Though Satan should buffet, though trials should come,
Let this blest assurance control,
That Christ hath regarded my helpless estate,
And hath shed His own blood for my soul.

My sin, oh, the bliss of this glorious thought!
My sin, not in part but the whole,
Is nailed to His cross, and I bear it no more,
Praise the Lord, praise the Lord, O my soul!

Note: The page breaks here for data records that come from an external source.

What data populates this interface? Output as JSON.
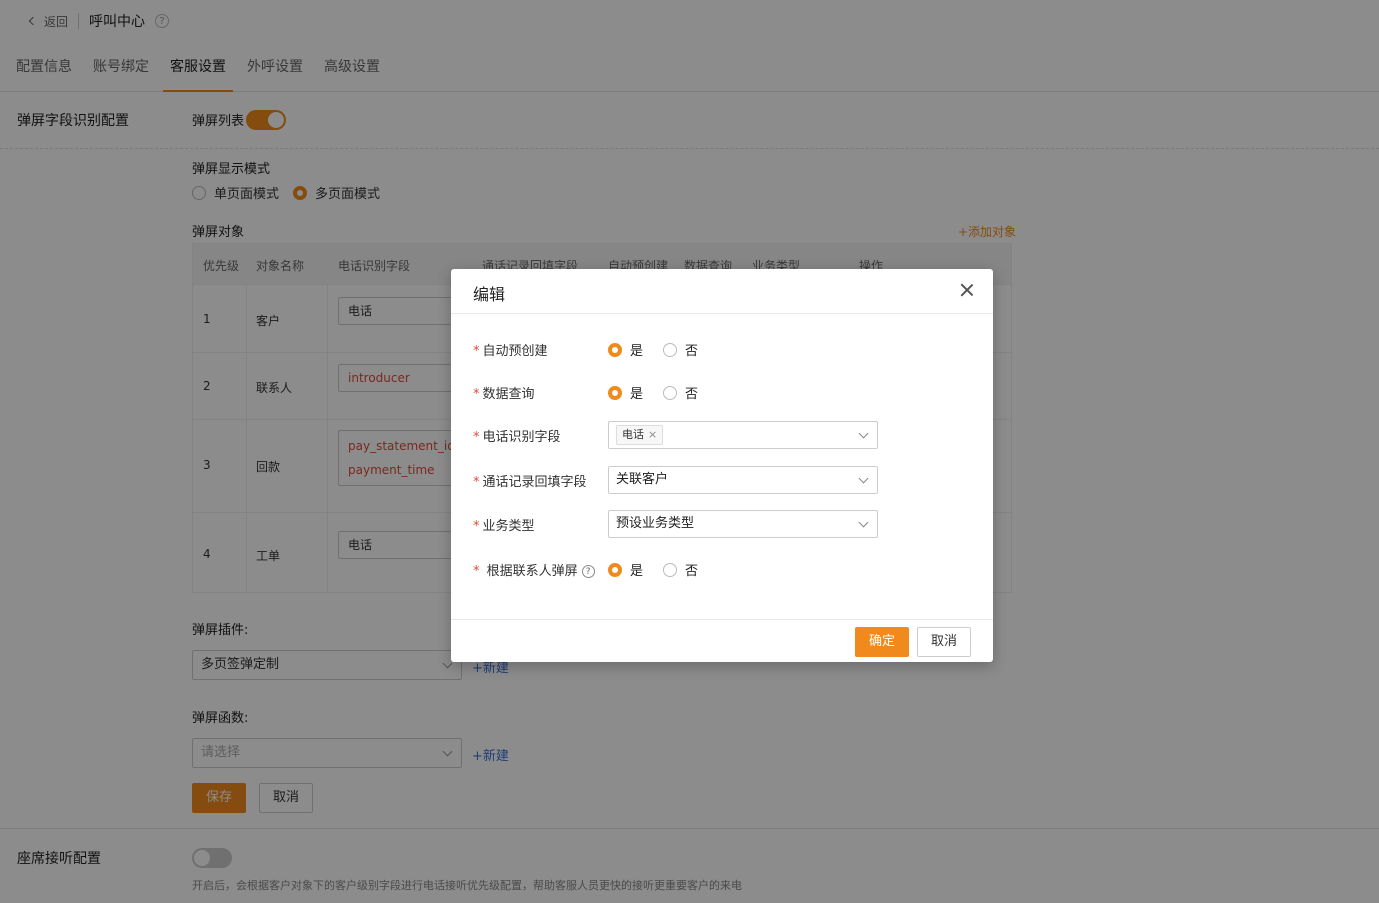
{
  "topbar": {
    "back": "返回",
    "title": "呼叫中心",
    "help": "?"
  },
  "tabs": [
    "配置信息",
    "账号绑定",
    "客服设置",
    "外呼设置",
    "高级设置"
  ],
  "popup_section": {
    "label": "弹屏字段识别配置",
    "list_label": "弹屏列表",
    "list_enabled": true,
    "display_mode_label": "弹屏显示模式",
    "display_modes": [
      "单页面模式",
      "多页面模式"
    ],
    "display_mode_selected": "多页面模式",
    "objects_label": "弹屏对象",
    "add_object": "+添加对象",
    "table": {
      "headers": [
        "优先级",
        "对象名称",
        "电话识别字段",
        "通话记录回填字段",
        "自动预创建",
        "数据查询",
        "业务类型",
        "操作"
      ],
      "rows": [
        {
          "priority": "1",
          "name": "客户",
          "phone_field": "电话"
        },
        {
          "priority": "2",
          "name": "联系人",
          "phone_field": "introducer"
        },
        {
          "priority": "3",
          "name": "回款",
          "phone_field_1": "pay_statement_id",
          "phone_field_2": "payment_time"
        },
        {
          "priority": "4",
          "name": "工单",
          "phone_field": "电话"
        }
      ]
    },
    "plugin_label": "弹屏插件:",
    "plugin_value": "多页签弹定制",
    "function_label": "弹屏函数:",
    "function_placeholder": "请选择",
    "new_link": "+新建",
    "save": "保存",
    "cancel": "取消"
  },
  "seat_section": {
    "label": "座席接听配置",
    "enabled": false,
    "hint": "开启后，会根据客户对象下的客户级别字段进行电话接听优先级配置，帮助客服人员更快的接听更重要客户的来电"
  },
  "modal": {
    "title": "编辑",
    "required_mark": "*",
    "fields": {
      "auto_create": {
        "label": "自动预创建",
        "yes": "是",
        "no": "否",
        "value": "是"
      },
      "data_query": {
        "label": "数据查询",
        "yes": "是",
        "no": "否",
        "value": "是"
      },
      "phone_field": {
        "label": "电话识别字段",
        "tag": "电话",
        "tag_close": "×"
      },
      "callback_field": {
        "label": "通话记录回填字段",
        "value": "关联客户"
      },
      "business_type": {
        "label": "业务类型",
        "value": "预设业务类型"
      },
      "by_contact": {
        "label": "根据联系人弹屏",
        "help": "?",
        "yes": "是",
        "no": "否",
        "value": "是"
      }
    },
    "confirm": "确定",
    "cancel": "取消"
  },
  "colors": {
    "accent": "#f08a1c",
    "link": "#3b6fd8",
    "required": "#e04a3a"
  }
}
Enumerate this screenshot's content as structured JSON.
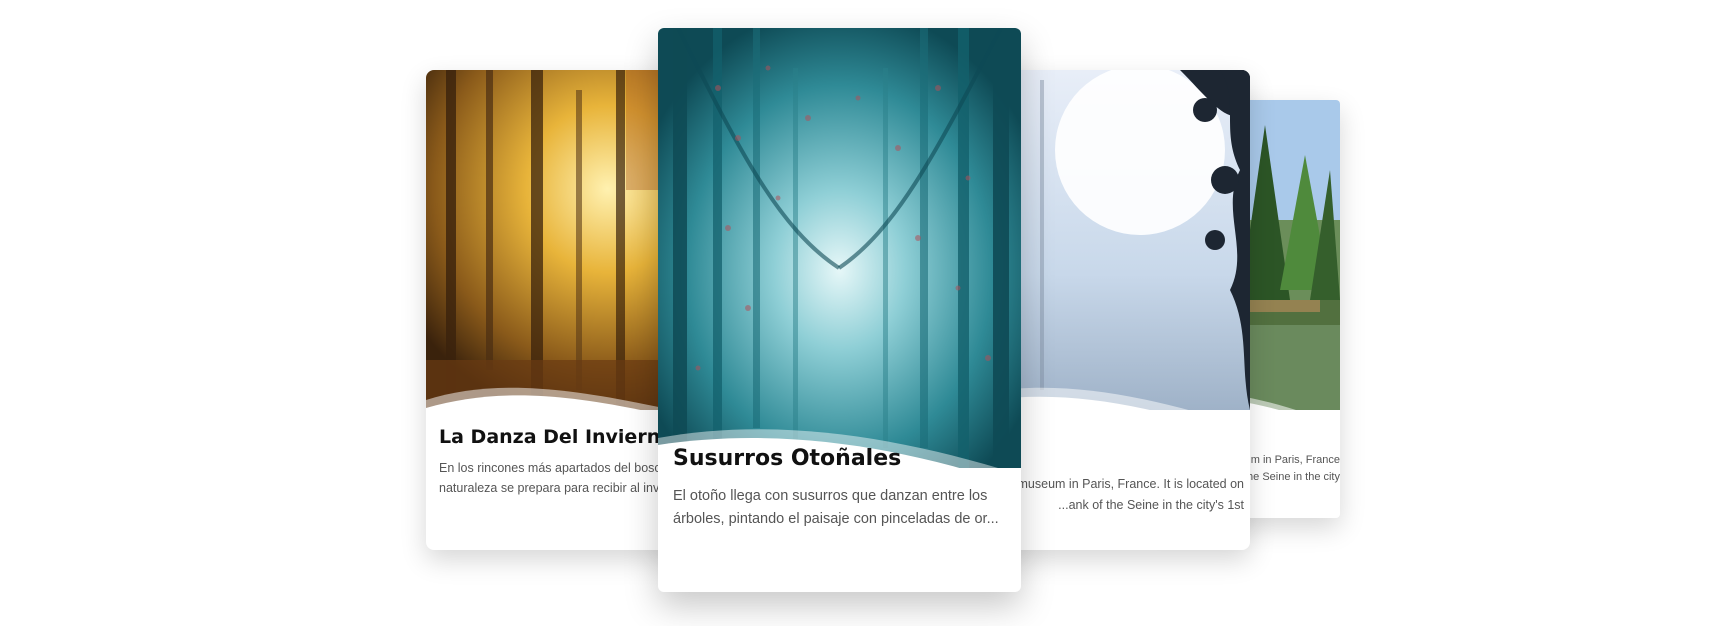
{
  "carousel": {
    "cards": [
      {
        "title": "La Danza Del Invierno",
        "text": "En los rincones más apartados del bosque, la naturaleza se prepara para recibir al invierno",
        "text_line1": "En los rincones más apartados del bosc",
        "text_line2": "naturaleza se prepara para recibir al inv",
        "image": "autumn-golden-forest",
        "colors": {
          "sky": "#f3d27a",
          "mid": "#c99a2e",
          "dark": "#4a2e12",
          "accent": "#e8a83a"
        }
      },
      {
        "title": "Susurros Otoñales",
        "text": "El otoño llega con susurros que danzan entre los árboles, pintando el paisaje con pinceladas de or...",
        "image": "teal-misty-forest",
        "colors": {
          "sky": "#cfeef0",
          "mid": "#3a9aa5",
          "dark": "#0e4a55",
          "accent": "#b0505a"
        }
      },
      {
        "title": "",
        "text_line1": "museum in Paris, France. It is located on",
        "text_line2": "ank of the Seine in the city's 1st...",
        "image": "misty-moon-forest",
        "colors": {
          "sky": "#eef4fb",
          "mid": "#c5d6ea",
          "dark": "#1d2632",
          "accent": "#ffffff"
        }
      },
      {
        "title": "",
        "text_line1": "um in Paris, France.",
        "text_line2": "the Seine in the city",
        "image": "lake-pine-forest",
        "colors": {
          "sky": "#9fc3e8",
          "mid": "#3f7a3a",
          "dark": "#24401f",
          "accent": "#c98a3a"
        }
      }
    ]
  }
}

For me, be it Christ, be it Christ hence to live:
If Jordan above me shall roll,
No pang shall be mine, for in death as in life,
Thou wilt whisper Thy peace to my soul.

But Lord, 'tis for Thee, for Thy coming we wait,
The sky, not the grave, is our goal;
Oh, trump of the angel! Oh, voice of the Lord!
Blessed hope, blessed rest of my soul.

And Lord, haste the day when the faith shall be sight,
The clouds be rolled back as a scroll;
The trump shall resound, and the Lord shall descend,
A song in the night, oh my soul! (Note: "A song in the night, oh my soul" (last line) was changed to "Even so, it is well with my soul".)

== 150th Anniversary ==
2023 marked the 150th anniversary of It Is Well with My Soul. There were commemoration services held to remember the actual day of the tragedy, November 22, and a new edition of the book It Is Well with My Soul: from tragedy to trust, was also published in the anniversary year.